Merck Frosst Canada Ltd. is pleased to announce that (Pr)ISENTRESS(R) (raltegravir) is now indicated for use in treatment-naïve HIV-1 infected adults in combination with other antiretroviral agents. The approval of ISENTRESS(R) (raltegravir) as part of a first line regimen is in addition to the previously approved use in treatment-experienced adults living with HIV-AIDS who have developed resistance to multiple antiretroviral agents. This new indication is testament to its efficacy and good tolerability profile.

"The availability of raltegravir as part of earlier HIV drug combinations is significant news for newly treated patients because we are able to decrease viral load without debilitating side effects," said Dr. Colin Kovacs, HIV specialist and Assistant Professor, University of Toronto. "Having this potent treatment as part of a first line course of therapy provides us with the option to use raltegravir in a broader spectrum of patients."

This indication is based on the evidence of efficacy of ISENTRESS(R) (raltegravir) from the analysis of 48-week data from three ongoing, randomized, double-blind, placebo-controlled trials, BENCHMRK 1 and BENCHMRK 2 (Protocols 018 and 019), in antiretroviral treatment-experienced HIV-1 infected adult patients and the analysis of 48-week data from an ongoing, randomized, double blind, active-control trial, STARTMRK (Protocol 021). These efficacy results were supported by the 48-week analysis of a randomized, double-blind, controlled, dose-ranging trial, Protocol 005, in antiretroviral treatment-experienced HIV-1 infected adult patients and 96-week analysis of a randomized, double-blind, controlled, dose-ranging trial, Protocol 004, in antiretroviral treatment-naïve HIV-1 infected adult patients.

In the STARTMRK study of treatment-naïve patients, raltegravir was found to be as effective as efavirenz (one of the standard antiretrovirals prescribed for treatment-naïve patients) at suppressing viral load and restoring immune system function through 48 weeks. Both medicines were administered in combination with tenofovir and emtricitabine.

Potent and durable efficacy in treatment-naive patients

The treatment-naïve indication for raltegravir in combination therapy was based on analyses of 563 treatment-naïve, HIV-1-infected patients through 48 weeks in an ongoing, multi-centre, double-blind, randomised, active-controlled, Phase III study called STARTMRK. Patients in the study received either 400 mg raltegravir>

In the STARTMRK trial, the regimen including raltegravir reduced HIV-1 viral load to undetectable levels (less than 50 copies/mL) at a rate comparable to the regimen containing efavirenz (86 percent of patients treated with raltegravir versus 82 percent of patients treated with efavirenz, both in combination therapy); the difference in viral load reduction between the two treatment groups was 4.2 percent (95 percent CI; -1.92, 10.3) through 48 weeks. There were greater average increases in CD4 cell counts for raltegravir in combination therapy (189 cells/mm) versus efavirenz in combination therapy (163 cells/mm); the difference in mean CD4 cell count change from baseline between the two treatment groups was 25.8 (95 percent CI; 4.4, 47.2) through 48 weeks. This difference though was not statistically significant.
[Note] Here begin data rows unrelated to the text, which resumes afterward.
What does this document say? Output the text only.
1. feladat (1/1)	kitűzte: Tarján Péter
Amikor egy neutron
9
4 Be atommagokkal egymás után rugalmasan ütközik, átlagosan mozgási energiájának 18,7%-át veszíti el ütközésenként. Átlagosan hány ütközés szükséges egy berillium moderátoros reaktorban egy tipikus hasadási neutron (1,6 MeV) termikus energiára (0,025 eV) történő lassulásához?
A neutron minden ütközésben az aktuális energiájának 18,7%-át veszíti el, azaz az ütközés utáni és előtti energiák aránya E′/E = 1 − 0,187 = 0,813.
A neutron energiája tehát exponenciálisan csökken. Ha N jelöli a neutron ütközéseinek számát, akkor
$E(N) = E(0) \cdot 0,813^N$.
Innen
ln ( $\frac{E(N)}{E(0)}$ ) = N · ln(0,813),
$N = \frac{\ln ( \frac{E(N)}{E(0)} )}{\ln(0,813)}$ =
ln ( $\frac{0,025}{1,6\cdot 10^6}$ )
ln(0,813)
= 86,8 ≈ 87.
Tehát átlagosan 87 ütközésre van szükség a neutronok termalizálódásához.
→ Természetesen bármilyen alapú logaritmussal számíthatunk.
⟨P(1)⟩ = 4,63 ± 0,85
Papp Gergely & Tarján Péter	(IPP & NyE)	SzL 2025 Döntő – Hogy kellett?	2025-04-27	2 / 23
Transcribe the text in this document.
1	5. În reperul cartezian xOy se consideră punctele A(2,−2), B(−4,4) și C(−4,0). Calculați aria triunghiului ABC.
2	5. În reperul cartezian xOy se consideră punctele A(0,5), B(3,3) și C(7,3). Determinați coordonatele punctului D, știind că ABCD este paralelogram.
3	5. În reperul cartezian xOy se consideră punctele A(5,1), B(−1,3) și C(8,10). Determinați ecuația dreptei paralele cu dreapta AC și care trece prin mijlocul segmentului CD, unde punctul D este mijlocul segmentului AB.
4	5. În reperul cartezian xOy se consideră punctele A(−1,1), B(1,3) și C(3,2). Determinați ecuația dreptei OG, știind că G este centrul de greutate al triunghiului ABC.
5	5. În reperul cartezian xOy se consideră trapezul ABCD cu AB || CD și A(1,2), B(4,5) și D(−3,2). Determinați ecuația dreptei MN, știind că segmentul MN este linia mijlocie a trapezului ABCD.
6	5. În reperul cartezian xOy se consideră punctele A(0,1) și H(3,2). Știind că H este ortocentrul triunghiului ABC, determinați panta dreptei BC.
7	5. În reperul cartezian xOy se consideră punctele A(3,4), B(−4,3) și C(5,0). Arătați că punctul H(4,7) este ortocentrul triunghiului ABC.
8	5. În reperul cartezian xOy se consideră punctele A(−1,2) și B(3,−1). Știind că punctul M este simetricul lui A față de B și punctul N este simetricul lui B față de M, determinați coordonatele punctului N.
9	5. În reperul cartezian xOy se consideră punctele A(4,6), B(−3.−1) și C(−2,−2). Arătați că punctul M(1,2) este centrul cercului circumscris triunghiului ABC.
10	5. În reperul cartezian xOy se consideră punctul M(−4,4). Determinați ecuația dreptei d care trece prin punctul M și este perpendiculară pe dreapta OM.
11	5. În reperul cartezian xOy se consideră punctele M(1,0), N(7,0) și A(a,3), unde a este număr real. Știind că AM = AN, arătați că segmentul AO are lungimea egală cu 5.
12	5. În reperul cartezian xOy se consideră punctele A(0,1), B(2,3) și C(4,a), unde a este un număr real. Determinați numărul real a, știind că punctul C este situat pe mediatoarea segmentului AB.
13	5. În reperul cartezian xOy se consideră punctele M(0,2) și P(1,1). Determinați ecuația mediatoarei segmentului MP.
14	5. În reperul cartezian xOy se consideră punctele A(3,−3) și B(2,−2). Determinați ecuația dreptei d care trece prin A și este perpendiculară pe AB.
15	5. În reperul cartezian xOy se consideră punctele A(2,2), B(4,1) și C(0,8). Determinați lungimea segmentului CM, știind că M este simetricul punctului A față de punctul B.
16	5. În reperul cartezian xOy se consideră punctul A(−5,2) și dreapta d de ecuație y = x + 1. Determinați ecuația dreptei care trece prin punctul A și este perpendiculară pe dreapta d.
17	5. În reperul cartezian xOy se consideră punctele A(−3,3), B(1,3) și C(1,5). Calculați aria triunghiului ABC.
There were fewer overall side effects with raltegravir through 48 weeks in the STARTMRK trial. Nervous system side effects were reported significantly less frequently in the group receiving raltegravir compared to the group receiving efavirenz. In the group receiving raltegravir, the percentage of patients with one or more central nervous system symptoms at week 48 was 26.0% compared to 58.5% in the group receiving efavirenz. Through 48 weeks of therapy raltegravir also demonstrated less impact on lipid levels, including total, triglycerides, low-density lipoprotein (LDL) and high-density lipoprotein (HDL) cholesterol levels compared to the group treated with efavirenz.

The 48 week efficacy results were supported by the 96-week analysis of a randomised, double-blind, controlled, dose-ranging trial, Protocol 004, in antiretroviral treatment-naïve HIV-1-infected adult subjects comparing raltegravir to efavirenz, both in combination with tenofovir and lamivudine.